W polskich przedsiębiorstwach rodzinnych widać pewne oznaki słabnącego optymizmu. Spadł odsetek ich właścicieli oceniających swoją sytuację pozytywnie, z 57 proc. przed rokiem do 47 proc. obecnie — podaje KPMG w raporcie z czwartej edycji badania „Barometr firm rodzinnych”. Przybyło negatywnych odpowiedzi, z 7 proc. do 13 proc.
— Spadek optymizmu widać m.in. w mniejszej chęci do inwestowania — komentuje Wojciech Stopka, partner w dziale audytu w KPMG w Polsce. W poprzedniej edycji badania takie plany miało 70 proc. respondentów, w tej 53 proc. Firmy rodzinne w Polsce częściej koncentrują się na utrzymaniu dotychczasowego poziomu przychodów, zatrudnienia czy inwestycji zagranicznych. W ciągu ostatnich dwunastu miesięcy wzrost przychodów odnotowało 22 proc. takich przedsiębiorstw.
Największym wyzwaniem pozostają rosnące koszty pracy, co sygnalizuje ponad połowa respondentów. Drugim poważny problem to wzrost konkurencyjności (35 proc. wskazań), a trzecią barierą — niestabilna sytuacja polityczna, co po raz pierwszy w badaniu pojawiło się wśród trzech najczęściej wskazywanych obaw.
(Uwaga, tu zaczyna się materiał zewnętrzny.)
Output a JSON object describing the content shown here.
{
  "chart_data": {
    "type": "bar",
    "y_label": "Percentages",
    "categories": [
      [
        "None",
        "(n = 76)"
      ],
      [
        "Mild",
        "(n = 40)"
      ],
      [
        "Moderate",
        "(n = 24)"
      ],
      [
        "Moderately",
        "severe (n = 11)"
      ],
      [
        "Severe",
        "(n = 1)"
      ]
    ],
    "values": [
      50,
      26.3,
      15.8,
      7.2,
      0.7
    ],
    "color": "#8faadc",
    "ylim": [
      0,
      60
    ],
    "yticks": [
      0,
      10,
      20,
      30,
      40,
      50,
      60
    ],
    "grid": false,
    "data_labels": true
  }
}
Andrzej Blikle, prezes stowarzyszenia Inicjatywa Firm Rodzinnych, wskazuje też na problemy ze znalezieniem kandydatów do pracy. — W lipcu urzędy pracy otrzymały 117 tys. ofert pracy.
Aż 82 tys. firm nie znalazło odpowiedniego pracownika — komentuje. Według Andrzeja Blikle są dwie tego przyczyny. Jedna to system oświaty, który źle przygotowuje do zawodu. Druga to niski poziom mobilności, bo kto mieszka w Gdańsku, nie podejmie pracy w Zabrzu, nawet gdyby mógł ją tam znaleźć.